Current system prompt: {current_persona}
Provided Feedback: {aggregated}

Generate an updated system prompt that highlights the user's unique preferences.
New system prompt:"""
    return llm.predict(prompt)

# 4. Test-time alignment loop
def test_time_alignment(llm, agent, persona, recent_interactions, n_iter=1):
    for _ in range(n_iter):
        feedbacks = []
        for q, gt in recent_interactions:
            agent_resp = agent.run(q, system_prompt=persona)
            feedback = compute_textual_gradient(llm, q, agent_resp, gt)
            feedbacks.append(feedback)
        persona = update_persona(llm, persona, feedbacks)
    return persona

Terminology

Episodic MemoryInspired by human episodic memory. Logs of specific past interactions with timestamps — records 'when and what happened', like a diary.

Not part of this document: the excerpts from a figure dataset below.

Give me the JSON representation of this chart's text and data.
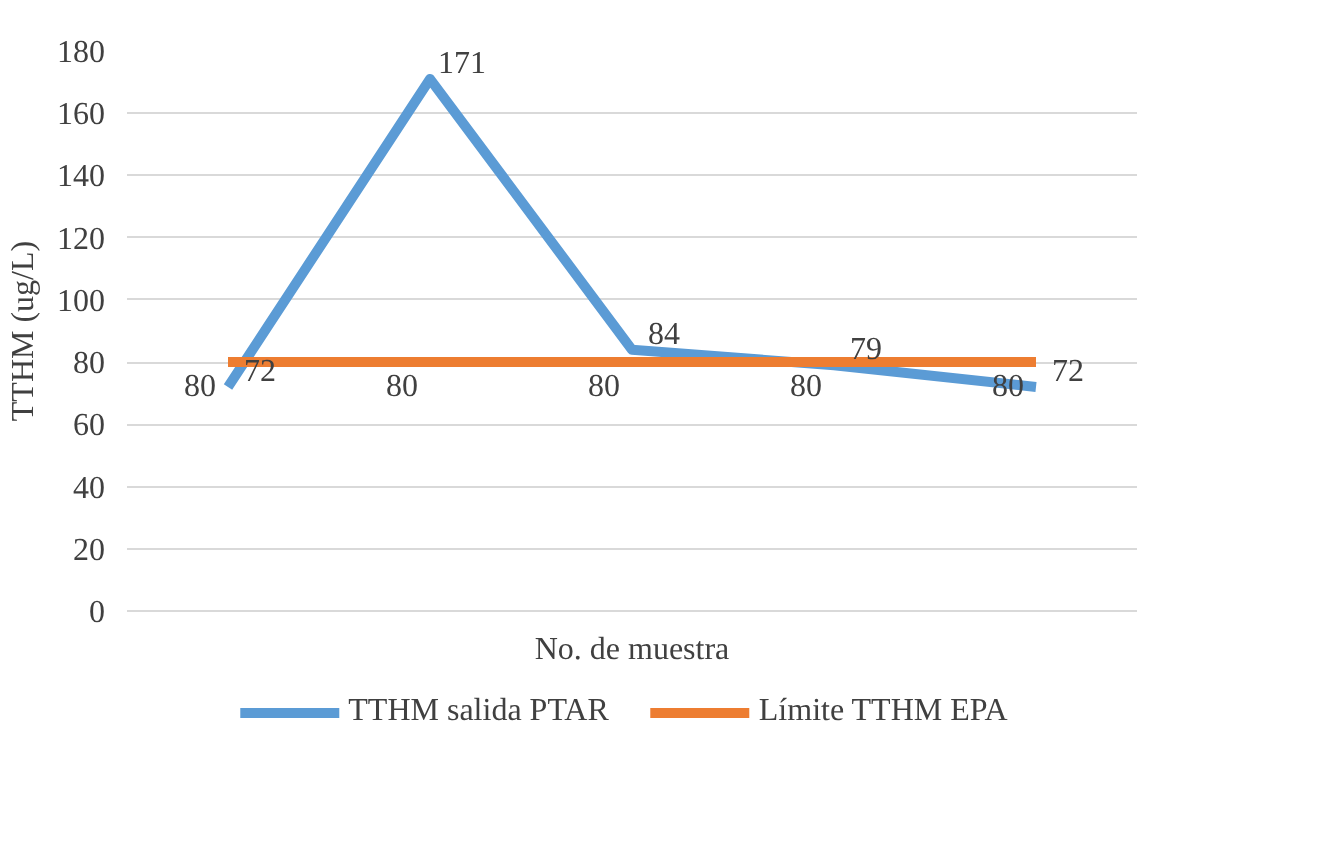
{
  "chart_data": {
    "type": "line",
    "ylabel": "TTHM (ug/L)",
    "xlabel": "No. de muestra",
    "categories": [
      null,
      null,
      null,
      null,
      null
    ],
    "series": [
      {
        "name": "TTHM salida PTAR",
        "color": "#5b9bd5",
        "values": [
          72,
          171,
          84,
          79,
          72
        ]
      },
      {
        "name": "Límite TTHM EPA",
        "color": "#ed7d31",
        "values": [
          80,
          80,
          80,
          80,
          80
        ]
      }
    ],
    "ylim": [
      0,
      180
    ],
    "yticks": [
      0,
      20,
      40,
      60,
      80,
      100,
      120,
      140,
      160,
      180
    ],
    "grid": "y",
    "legend": "bottom",
    "data_labels": true,
    "marker": "none",
    "line_style": "solid"
  }
}
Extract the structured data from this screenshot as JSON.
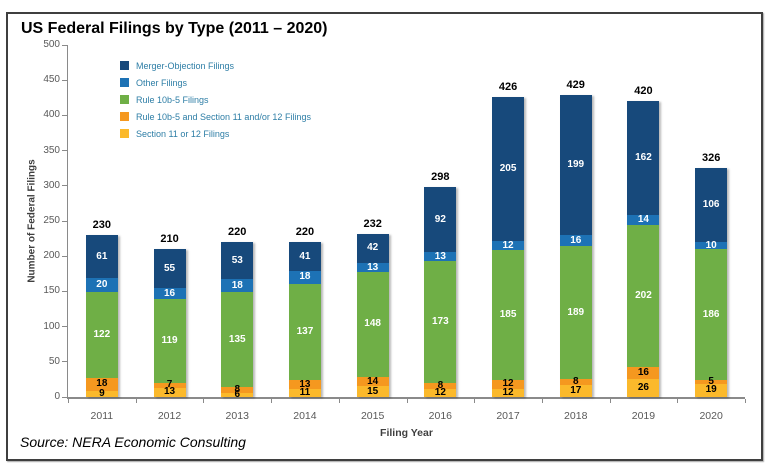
{
  "header": {
    "title": "US Federal Filings by Type (2011 – 2020)"
  },
  "source_note": "Source: NERA Economic Consulting",
  "chart_data": {
    "type": "bar",
    "stacked": true,
    "title": "US Federal Filings by Type (2011 – 2020)",
    "xlabel": "Filing Year",
    "ylabel": "Number of Federal Filings",
    "ylim": [
      0,
      500
    ],
    "yticks": [
      0,
      50,
      100,
      150,
      200,
      250,
      300,
      350,
      400,
      450,
      500
    ],
    "grid": false,
    "legend_position": "upper-left-inside",
    "categories": [
      "2011",
      "2012",
      "2013",
      "2014",
      "2015",
      "2016",
      "2017",
      "2018",
      "2019",
      "2020"
    ],
    "series": [
      {
        "name": "Merger-Objection Filings",
        "color": "#17497b",
        "label_color": "#ffffff",
        "values": [
          61,
          55,
          53,
          41,
          42,
          92,
          205,
          199,
          162,
          106
        ]
      },
      {
        "name": "Other Filings",
        "color": "#1d72b5",
        "label_color": "#ffffff",
        "values": [
          20,
          16,
          18,
          18,
          13,
          13,
          12,
          16,
          14,
          10
        ]
      },
      {
        "name": "Rule 10b-5 Filings",
        "color": "#6faf46",
        "label_color": "#ffffff",
        "values": [
          122,
          119,
          135,
          137,
          148,
          173,
          185,
          189,
          202,
          186
        ]
      },
      {
        "name": "Rule 10b-5 and Section 11 and/or 12 Filings",
        "color": "#f5981f",
        "label_color": "#000000",
        "values": [
          18,
          7,
          8,
          13,
          14,
          8,
          12,
          8,
          16,
          5
        ]
      },
      {
        "name": "Section 11 or 12 Filings",
        "color": "#fbb92b",
        "label_color": "#000000",
        "values": [
          9,
          13,
          6,
          11,
          15,
          12,
          12,
          17,
          26,
          19
        ]
      }
    ],
    "totals": [
      230,
      210,
      220,
      220,
      232,
      298,
      426,
      429,
      420,
      326
    ],
    "axis_color": "#8a8a8a",
    "tick_label_color": "#595959",
    "legend_text_color": "#2e7ea6"
  }
}
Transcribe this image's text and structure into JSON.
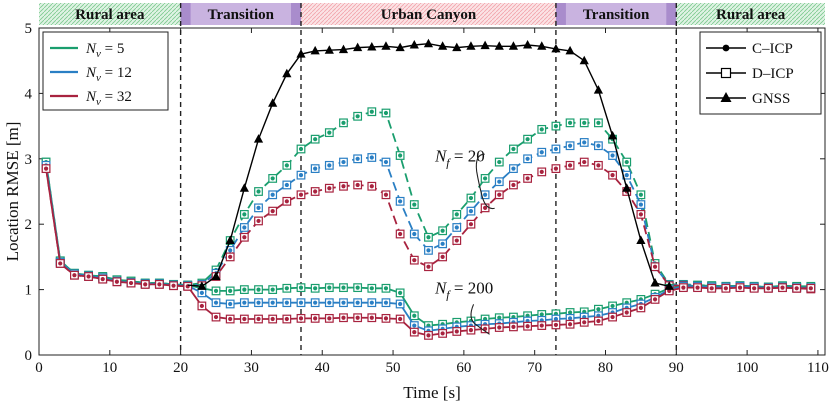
{
  "chart_data": {
    "type": "line",
    "xlabel": "Time [s]",
    "ylabel": "Location RMSE [m]",
    "xlim": [
      0,
      111
    ],
    "ylim": [
      0,
      5
    ],
    "xticks": [
      0,
      10,
      20,
      30,
      40,
      50,
      60,
      70,
      80,
      90,
      100,
      110
    ],
    "yticks": [
      0,
      1,
      2,
      3,
      4,
      5
    ],
    "vlines": [
      20,
      37,
      73,
      90
    ],
    "regions": [
      {
        "label": "Rural area",
        "x0": 0,
        "x1": 20,
        "color": "#00a651"
      },
      {
        "label": "Transition",
        "x0": 20,
        "x1": 37,
        "color": "#7b4fa0"
      },
      {
        "label": "Urban Canyon",
        "x0": 37,
        "x1": 73,
        "color": "#e8474f"
      },
      {
        "label": "Transition",
        "x0": 73,
        "x1": 90,
        "color": "#7b4fa0"
      },
      {
        "label": "Rural area",
        "x0": 90,
        "x1": 111,
        "color": "#00a651"
      }
    ],
    "colors": {
      "nv5": "#1a9e6e",
      "nv12": "#2a7fc4",
      "nv32": "#a8233f",
      "gnss": "#000000"
    },
    "legend_left": [
      {
        "sym": "N",
        "sub": "v",
        "eq": " = 5",
        "color": "#1a9e6e"
      },
      {
        "sym": "N",
        "sub": "v",
        "eq": " = 12",
        "color": "#2a7fc4"
      },
      {
        "sym": "N",
        "sub": "v",
        "eq": " = 32",
        "color": "#a8233f"
      }
    ],
    "legend_right": [
      {
        "label": "C–ICP",
        "marker": "dot"
      },
      {
        "label": "D–ICP",
        "marker": "square"
      },
      {
        "label": "GNSS",
        "marker": "triangle"
      }
    ],
    "annotations": [
      {
        "sym": "N",
        "sub": "f",
        "eq": " = 20",
        "x": 61,
        "y": 3.05
      },
      {
        "sym": "N",
        "sub": "f",
        "eq": " = 200",
        "x": 61,
        "y": 1.03
      }
    ],
    "x": [
      1,
      3,
      5,
      7,
      9,
      11,
      13,
      15,
      17,
      19,
      21,
      23,
      25,
      27,
      29,
      31,
      33,
      35,
      37,
      39,
      41,
      43,
      45,
      47,
      49,
      51,
      53,
      55,
      57,
      59,
      61,
      63,
      65,
      67,
      69,
      71,
      73,
      75,
      77,
      79,
      81,
      83,
      85,
      87,
      89,
      91,
      93,
      95,
      97,
      99,
      101,
      103,
      105,
      107,
      109
    ],
    "gnss_x": [
      23,
      25,
      27,
      29,
      31,
      33,
      35,
      37,
      39,
      41,
      43,
      45,
      47,
      49,
      51,
      53,
      55,
      57,
      59,
      61,
      63,
      65,
      67,
      69,
      71,
      73,
      75,
      77,
      79,
      81,
      83,
      85,
      87,
      89
    ],
    "gnss": [
      1.05,
      1.2,
      1.75,
      2.55,
      3.3,
      3.85,
      4.3,
      4.6,
      4.65,
      4.66,
      4.67,
      4.7,
      4.71,
      4.72,
      4.7,
      4.74,
      4.76,
      4.72,
      4.7,
      4.72,
      4.73,
      4.72,
      4.72,
      4.74,
      4.72,
      4.68,
      4.65,
      4.5,
      4.05,
      3.35,
      2.55,
      1.75,
      1.1,
      1.05
    ],
    "series": [
      {
        "name": "Nv=5, Nf=20",
        "style": "dashed",
        "color": "#1a9e6e",
        "values": [
          2.95,
          1.44,
          1.25,
          1.22,
          1.2,
          1.15,
          1.13,
          1.1,
          1.1,
          1.08,
          1.07,
          1.1,
          1.3,
          1.75,
          2.15,
          2.5,
          2.7,
          2.9,
          3.15,
          3.3,
          3.4,
          3.55,
          3.65,
          3.72,
          3.7,
          3.05,
          2.3,
          1.8,
          1.9,
          2.15,
          2.4,
          2.7,
          2.95,
          3.15,
          3.3,
          3.45,
          3.5,
          3.55,
          3.55,
          3.55,
          3.3,
          2.95,
          2.45,
          1.4,
          1.08,
          1.08,
          1.07,
          1.06,
          1.05,
          1.06,
          1.05,
          1.04,
          1.05,
          1.04,
          1.03
        ]
      },
      {
        "name": "Nv=12, Nf=20",
        "style": "dashed",
        "color": "#2a7fc4",
        "values": [
          2.9,
          1.42,
          1.24,
          1.21,
          1.18,
          1.13,
          1.11,
          1.09,
          1.09,
          1.07,
          1.06,
          1.08,
          1.25,
          1.6,
          1.95,
          2.25,
          2.45,
          2.6,
          2.75,
          2.85,
          2.9,
          2.95,
          3.0,
          3.02,
          2.95,
          2.35,
          1.85,
          1.6,
          1.7,
          1.95,
          2.2,
          2.45,
          2.65,
          2.85,
          3.0,
          3.1,
          3.15,
          3.2,
          3.25,
          3.2,
          3.05,
          2.75,
          2.3,
          1.35,
          1.07,
          1.07,
          1.06,
          1.05,
          1.04,
          1.05,
          1.04,
          1.03,
          1.04,
          1.03,
          1.02
        ]
      },
      {
        "name": "Nv=32, Nf=20",
        "style": "dashed",
        "color": "#a8233f",
        "values": [
          2.85,
          1.4,
          1.22,
          1.2,
          1.16,
          1.12,
          1.1,
          1.08,
          1.08,
          1.06,
          1.05,
          1.06,
          1.2,
          1.5,
          1.8,
          2.05,
          2.2,
          2.35,
          2.45,
          2.5,
          2.55,
          2.58,
          2.6,
          2.58,
          2.45,
          1.85,
          1.45,
          1.35,
          1.5,
          1.75,
          2.0,
          2.25,
          2.45,
          2.6,
          2.7,
          2.8,
          2.85,
          2.9,
          2.95,
          2.9,
          2.75,
          2.5,
          2.15,
          1.35,
          1.06,
          1.06,
          1.05,
          1.04,
          1.03,
          1.04,
          1.03,
          1.02,
          1.03,
          1.02,
          1.01
        ]
      },
      {
        "name": "Nv=5, Nf=200",
        "style": "solid",
        "color": "#1a9e6e",
        "values": [
          2.95,
          1.44,
          1.25,
          1.22,
          1.2,
          1.15,
          1.13,
          1.1,
          1.1,
          1.08,
          1.07,
          1.02,
          0.98,
          0.98,
          1.0,
          1.0,
          1.0,
          1.02,
          1.03,
          1.02,
          1.03,
          1.03,
          1.03,
          1.02,
          1.02,
          0.95,
          0.6,
          0.45,
          0.47,
          0.5,
          0.52,
          0.55,
          0.57,
          0.58,
          0.6,
          0.62,
          0.63,
          0.65,
          0.66,
          0.7,
          0.75,
          0.8,
          0.85,
          0.93,
          1.02,
          1.05,
          1.06,
          1.06,
          1.05,
          1.06,
          1.05,
          1.04,
          1.06,
          1.05,
          1.05
        ]
      },
      {
        "name": "Nv=12, Nf=200",
        "style": "solid",
        "color": "#2a7fc4",
        "values": [
          2.9,
          1.42,
          1.24,
          1.21,
          1.18,
          1.13,
          1.11,
          1.09,
          1.09,
          1.07,
          1.06,
          0.95,
          0.8,
          0.78,
          0.8,
          0.8,
          0.8,
          0.8,
          0.8,
          0.8,
          0.8,
          0.8,
          0.8,
          0.8,
          0.8,
          0.78,
          0.45,
          0.37,
          0.4,
          0.43,
          0.45,
          0.47,
          0.48,
          0.5,
          0.52,
          0.53,
          0.55,
          0.56,
          0.58,
          0.6,
          0.65,
          0.72,
          0.78,
          0.88,
          1.0,
          1.05,
          1.05,
          1.04,
          1.04,
          1.05,
          1.04,
          1.03,
          1.04,
          1.03,
          1.03
        ]
      },
      {
        "name": "Nv=32, Nf=200",
        "style": "solid",
        "color": "#a8233f",
        "values": [
          2.85,
          1.4,
          1.22,
          1.2,
          1.16,
          1.12,
          1.1,
          1.08,
          1.08,
          1.06,
          1.05,
          0.75,
          0.58,
          0.55,
          0.55,
          0.55,
          0.55,
          0.55,
          0.56,
          0.56,
          0.56,
          0.57,
          0.57,
          0.57,
          0.56,
          0.55,
          0.35,
          0.3,
          0.33,
          0.36,
          0.38,
          0.4,
          0.42,
          0.43,
          0.44,
          0.45,
          0.46,
          0.47,
          0.5,
          0.52,
          0.58,
          0.65,
          0.72,
          0.85,
          0.98,
          1.03,
          1.03,
          1.02,
          1.02,
          1.03,
          1.02,
          1.02,
          1.03,
          1.02,
          1.02
        ]
      }
    ]
  }
}
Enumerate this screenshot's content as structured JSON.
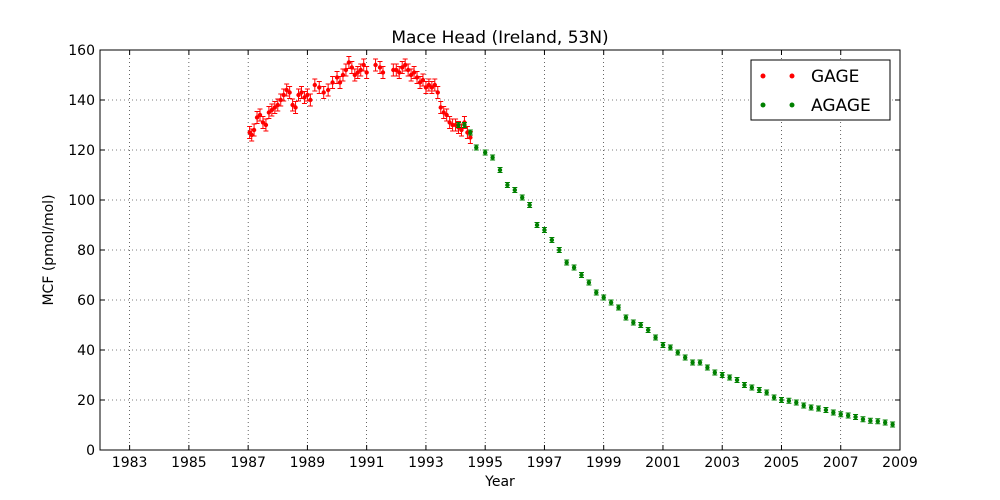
{
  "chart_data": {
    "type": "scatter",
    "title": "Mace Head (Ireland, 53N)",
    "xlabel": "Year",
    "ylabel": "MCF (pmol/mol)",
    "xlim": [
      1982,
      2009
    ],
    "ylim": [
      0,
      160
    ],
    "xticks": [
      1983,
      1985,
      1987,
      1989,
      1991,
      1993,
      1995,
      1997,
      1999,
      2001,
      2003,
      2005,
      2007,
      2009
    ],
    "yticks": [
      0,
      20,
      40,
      60,
      80,
      100,
      120,
      140,
      160
    ],
    "grid": true,
    "legend_position": "top-right",
    "series": [
      {
        "name": "GAGE",
        "color": "#ff0000",
        "error_bars": true,
        "points": [
          [
            1987.05,
            127
          ],
          [
            1987.12,
            126
          ],
          [
            1987.2,
            128
          ],
          [
            1987.3,
            133
          ],
          [
            1987.4,
            134
          ],
          [
            1987.5,
            131
          ],
          [
            1987.6,
            130
          ],
          [
            1987.7,
            135
          ],
          [
            1987.8,
            136
          ],
          [
            1987.9,
            137
          ],
          [
            1988.0,
            138
          ],
          [
            1988.1,
            140
          ],
          [
            1988.2,
            142
          ],
          [
            1988.3,
            144
          ],
          [
            1988.4,
            143
          ],
          [
            1988.5,
            138
          ],
          [
            1988.6,
            137
          ],
          [
            1988.7,
            142
          ],
          [
            1988.8,
            143
          ],
          [
            1988.9,
            141
          ],
          [
            1989.0,
            142
          ],
          [
            1989.1,
            140
          ],
          [
            1989.25,
            146
          ],
          [
            1989.4,
            145
          ],
          [
            1989.55,
            143
          ],
          [
            1989.7,
            144
          ],
          [
            1989.85,
            147
          ],
          [
            1990.0,
            149
          ],
          [
            1990.1,
            147
          ],
          [
            1990.2,
            150
          ],
          [
            1990.3,
            152
          ],
          [
            1990.4,
            155
          ],
          [
            1990.5,
            153
          ],
          [
            1990.6,
            150
          ],
          [
            1990.7,
            151
          ],
          [
            1990.8,
            152
          ],
          [
            1990.9,
            154
          ],
          [
            1991.0,
            151
          ],
          [
            1991.3,
            154
          ],
          [
            1991.45,
            153
          ],
          [
            1991.55,
            151
          ],
          [
            1991.9,
            152
          ],
          [
            1992.0,
            152
          ],
          [
            1992.1,
            151
          ],
          [
            1992.2,
            153
          ],
          [
            1992.3,
            154
          ],
          [
            1992.4,
            152
          ],
          [
            1992.5,
            150
          ],
          [
            1992.6,
            151
          ],
          [
            1992.7,
            149
          ],
          [
            1992.8,
            147
          ],
          [
            1992.9,
            148
          ],
          [
            1993.0,
            145
          ],
          [
            1993.1,
            146
          ],
          [
            1993.2,
            145
          ],
          [
            1993.3,
            146
          ],
          [
            1993.4,
            143
          ],
          [
            1993.5,
            137
          ],
          [
            1993.6,
            135
          ],
          [
            1993.7,
            134
          ],
          [
            1993.8,
            131
          ],
          [
            1993.9,
            130
          ],
          [
            1994.0,
            130
          ],
          [
            1994.1,
            129
          ],
          [
            1994.2,
            128
          ],
          [
            1994.3,
            131
          ],
          [
            1994.4,
            127
          ],
          [
            1994.5,
            125
          ]
        ]
      },
      {
        "name": "AGAGE",
        "color": "#008000",
        "error_bars": true,
        "points": [
          [
            1994.1,
            130
          ],
          [
            1994.3,
            130
          ],
          [
            1994.5,
            127
          ],
          [
            1994.7,
            121
          ],
          [
            1995.0,
            119
          ],
          [
            1995.25,
            117
          ],
          [
            1995.5,
            112
          ],
          [
            1995.75,
            106
          ],
          [
            1996.0,
            104
          ],
          [
            1996.25,
            101
          ],
          [
            1996.5,
            98
          ],
          [
            1996.75,
            90
          ],
          [
            1997.0,
            88
          ],
          [
            1997.25,
            84
          ],
          [
            1997.5,
            80
          ],
          [
            1997.75,
            75
          ],
          [
            1998.0,
            73
          ],
          [
            1998.25,
            70
          ],
          [
            1998.5,
            67
          ],
          [
            1998.75,
            63
          ],
          [
            1999.0,
            61
          ],
          [
            1999.25,
            59
          ],
          [
            1999.5,
            57
          ],
          [
            1999.75,
            53
          ],
          [
            2000.0,
            51
          ],
          [
            2000.25,
            50
          ],
          [
            2000.5,
            48
          ],
          [
            2000.75,
            45
          ],
          [
            2001.0,
            42
          ],
          [
            2001.25,
            41
          ],
          [
            2001.5,
            39
          ],
          [
            2001.75,
            37
          ],
          [
            2002.0,
            35
          ],
          [
            2002.25,
            35
          ],
          [
            2002.5,
            33
          ],
          [
            2002.75,
            31
          ],
          [
            2003.0,
            30
          ],
          [
            2003.25,
            29
          ],
          [
            2003.5,
            28
          ],
          [
            2003.75,
            26
          ],
          [
            2004.0,
            25
          ],
          [
            2004.25,
            24
          ],
          [
            2004.5,
            23
          ],
          [
            2004.75,
            21
          ],
          [
            2005.0,
            20
          ],
          [
            2005.25,
            19.7
          ],
          [
            2005.5,
            19
          ],
          [
            2005.75,
            17.8
          ],
          [
            2006.0,
            17
          ],
          [
            2006.25,
            16.6
          ],
          [
            2006.5,
            16
          ],
          [
            2006.75,
            15
          ],
          [
            2007.0,
            14.3
          ],
          [
            2007.25,
            13.8
          ],
          [
            2007.5,
            13.2
          ],
          [
            2007.75,
            12.3
          ],
          [
            2008.0,
            11.7
          ],
          [
            2008.25,
            11.5
          ],
          [
            2008.5,
            11
          ],
          [
            2008.75,
            10.2
          ]
        ]
      }
    ]
  }
}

Semantic MemoryInspired by human semantic memory. Not specific events but abstracted user traits/preferences like 'this user likes sci-fi'. A user profile summary.

Related Resources

Original Abstract (Expand)

Large Language Model (LLM) empowered agents have recently emerged as advanced paradigms that exhibit impressive capabilities in a wide range of domains and tasks. Despite their potential, current LLM agents often adopt a one-size-fits-all approach, lacking the flexibility to respond to users' varying needs and preferences. This limitation motivates us to develop PersonaAgent, the first personalized LLM agent framework designed to address versatile personalization tasks. Specifically, PersonaAgent integrates two complementary components - a personalized memory module that includes episodic and semantic memory mechanisms; a personalized action module that enables the agent to perform tool actions tailored to the user. At the core, the persona (defined as unique system prompt for each user) functions as an intermediary: it leverages insights from personalized memory to control agent actions, while the outcomes of these actions in turn refine the memory. Based on the framework, we propose a test-time user-preference alignment strategy that simulate the latest n interactions to optimize the persona prompt, ensuring real-time user preference alignment through textual loss feedback between simulated and ground-truth responses. Experimental evaluations demonstrate that PersonaAgent significantly outperforms other baseline methods by not only personalizing the action space effectively but also scaling during test-time real-world applications. These results underscore the feasibility and potential of our approach in delivering tailored, dynamic user experiences.